Estaba empezando a creer que Mónica Sells se equivocaba. Su marido no se había ido para convertirse en brujo, a pesar de los talismanes de escorpiones espeluznantes. Estaba merodeando con una amiguita su nido de amor, como hubiera hecho en un mal momento cualquier otro marido aburrido de su esposa tímida y hogareña. No era digno de admiración, pero supongo que podía entender los motivos.

El único problema sería decírselo a Mónica. Tenía el presentimiento de que no iba a querer escuchar lo que había descubierto.

Recogí el plato de postre, el cuenco y la taza y volví a meterlos en mi mochila negra de nylon, junto con el puñal de plata. Me dolían las piernas de tanto caminar y me estaba entrando sueño.
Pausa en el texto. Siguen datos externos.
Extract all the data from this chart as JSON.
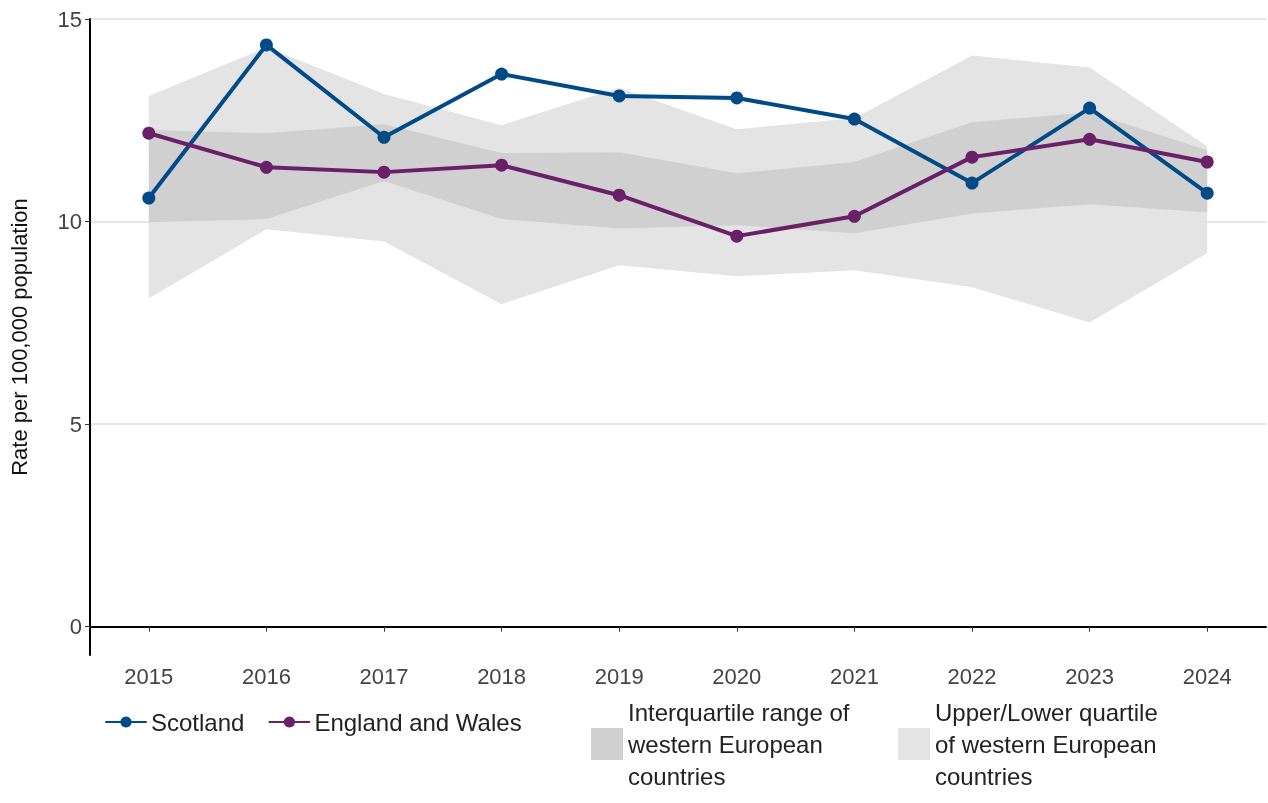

Entonces, de la oscuridad salió un hombre con una espada desenfundada en las manos, sin hacer el menor ruido, sin siquiera un atisbo de magia que pudiera avisarme de su presencia. Era alto, como yo, pero con el pecho más fuerte y ancho y llevaba su peso con un laborioso tipo de solemnidad. Rondaba los cincuenta años y tenía un pelo lacio y castaño que por algunas partes se estaba volviendo cano; llevaba un abrigo largo y negro, como el mío, pero sin manto, y la chaqueta y los pantalones también eran de colores oscuros: gris marengo y azul marino. La camisa, recién planchada, era de un blanco puro que solo se ve en los esmóquines. Tenía los ojos grises, acompañados de unas ligeras patas de gallo y una mirada peligrosa. La luz de la luna se reflejaba en aquellos ojos con el mismo tono plateado que la hoja aún más brillante de la espada. Empezó a caminar sin apresurarse y mientras avanzaba me habló con voz tranquila.

—Harry Blackstone Copperfield Dresden. El uso irresponsable de los nombres verdaderos para llamar y atrapar a otros según tu voluntad viola la cuarta ley de la magia —entonó el hombre—. Te recuerdo que estás bajo el destino de Damocles. No se tolerará que violes más leyes. La sentencia para otras violaciones es la muerte con la espada, que será llevada a cabo de inmediato.